3. Be Open to Being Apart (for a Short Time)

Sometimes, an assignment that is a good fit for you won’t necessarily be a good fit for your friend. However, being separated for an assignment shouldn’t break up a friendship. Kylea and Jenn had a few jobs where they weren’t in the same place.

“We both understand that I might find a job that makes really good money and is good for me but isn’t going to work for her,” Jenn said. “Neither one of us is going to compromise what is best for ourselves just to stay at the same place.”
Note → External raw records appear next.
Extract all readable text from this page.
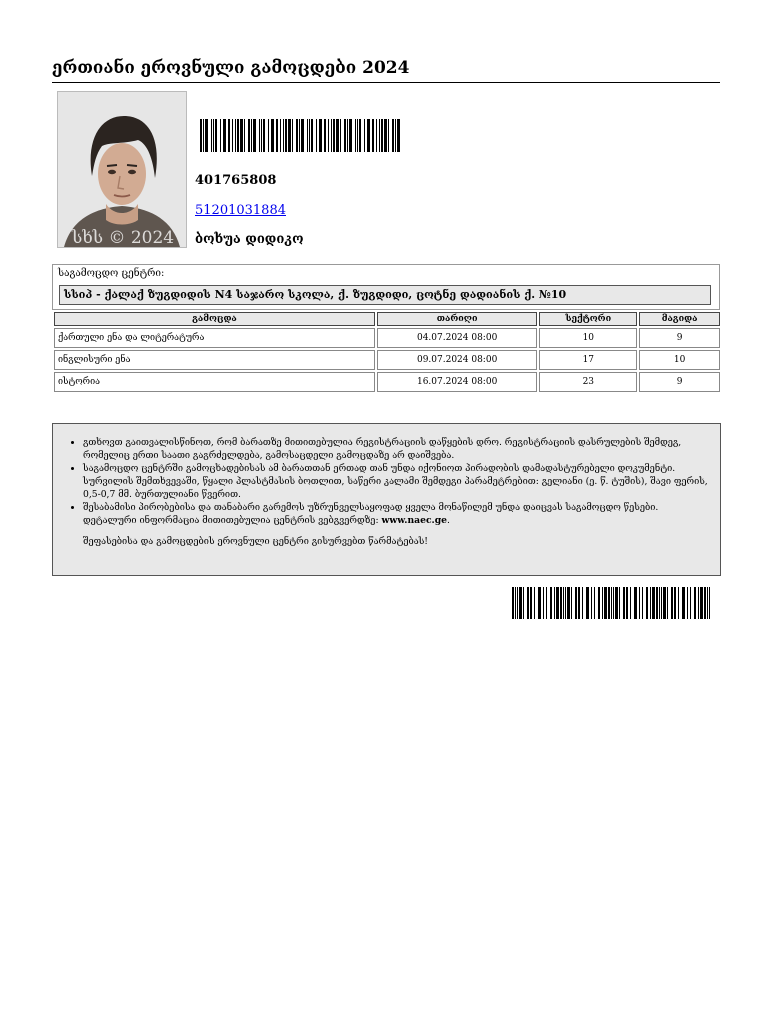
ერთიანი ეროვნული გამოცდები 2024
სხს © 2024
401765808
51201031884
ბოხუა დიდიკო
საგამოცდო ცენტრი:
სსიპ - ქალაქ ზუგდიდის N4 საჯარო სკოლა, ქ. ზუგდიდი, ცოტნე დადიანის ქ. №10
გამოცდა	თარიღი	სექტორი	მაგიდა
ქართული ენა და ლიტერატურა	04.07.2024 08:00	10	9
ინგლისური ენა	09.07.2024 08:00	17	10
ისტორია	16.07.2024 08:00	23	9
• გთხოვთ გაითვალისწინოთ, რომ ბარათზე მითითებულია რეგისტრაციის დაწყების დრო. რეგისტრაციის დასრულების შემდეგ, რომელიც ერთი საათი გაგრძელდება, გამოსაცდელი გამოცდაზე არ დაიშვება.
• საგამოცდო ცენტრში გამოცხადებისას ამ ბარათთან ერთად თან უნდა იქონიოთ პირადობის დამადასტურებელი დოკუმენტი. სურვილის შემთხვევაში, წყალი პლასტმასის ბოთლით, საწერი კალამი შემდეგი პარამეტრებით: გელიანი (ე. წ. ტუშის), შავი ფერის, 0,5-0,7 მმ. ბურთულიანი წვერით.
• შესაბამისი პირობებისა და თანაბარი გარემოს უზრუნველსაყოფად ყველა მონაწილემ უნდა დაიცვას საგამოცდო წესები. დეტალური ინფორმაცია მითითებულია ცენტრის ვებგვერდზე: www.naec.ge.
შეფასებისა და გამოცდების ეროვნული ცენტრი გისურვებთ წარმატებას!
For their next assignment, Kylea and Jenn will be split again. However, they know that won’t last for long. They always stay connected and know they will be on assignment together soon.

“Even when we didn’t travel together, if we didn’t talk once a day at minimum, there was something wrong,” Kylea said.

If you dream of traveling with a friend on assignments, speak with your TNAA recruiter. Your recruiter will work with you to find the best options for you and your travel buddy.

How to Make Friends as a Healthcare Traveler

We asked our TNAA ambassadors how they find friends when living as healthcare travelers. Here are the stories they had to share!

Kristy Kochan and Anna Marie Catalano

TNAA Ambassadors exploring the Olympic Peninsula

Kristy and Anna met through a healthcare traveler Facebook group while on assignment in the Seattle area and they had fun exploring the Olympic Peninsula together.

Anna: “I typically look up a Facebook group for travel nurses in the city or area I’m traveling to. Otherwise, [I connect with] the other travelers in orientation, on the unit or in the hospital I’m working in. I’ve adopted a mentality of, ‘Hey, I just met you, and this is crazy, but here’s my number… I’m off Xday, Xday, and Xday.’ There have been some people I’ve hung out with once and others I still keep in contact with. Either way, I’ve always had a fun day exploring a location with someone.”

Kristy: “If I’m in a big city area, I try to find a social media group to post a little blurb about what my interests are in the area and to see if anyone wants to meet up for activities, drinks, food, etc. In the smaller areas, I usually just try to reach out to the nurses I work alongside for things to do and places to visit.”

Melissa Jones

Melissa: “While on an assignment with TNAA, I met an amazing nurse who decided to join the TNAA team and travel to New Jersey during the height of the pandemic with me. We went through some things I could have never imagined together! I’m so glad she was by my side through it all. We are definitely bonded for life!”

Courtney Minich

Courtney: “I haven’t met her in person but my recruiter connected me with Jacy Ross because she felt we would get along well. She was absolutely right! We text and have become friends. One day, we hope to take an assignment near each other and explore together. It’s so nice to vent to someone who gets it and understands my frustrations.”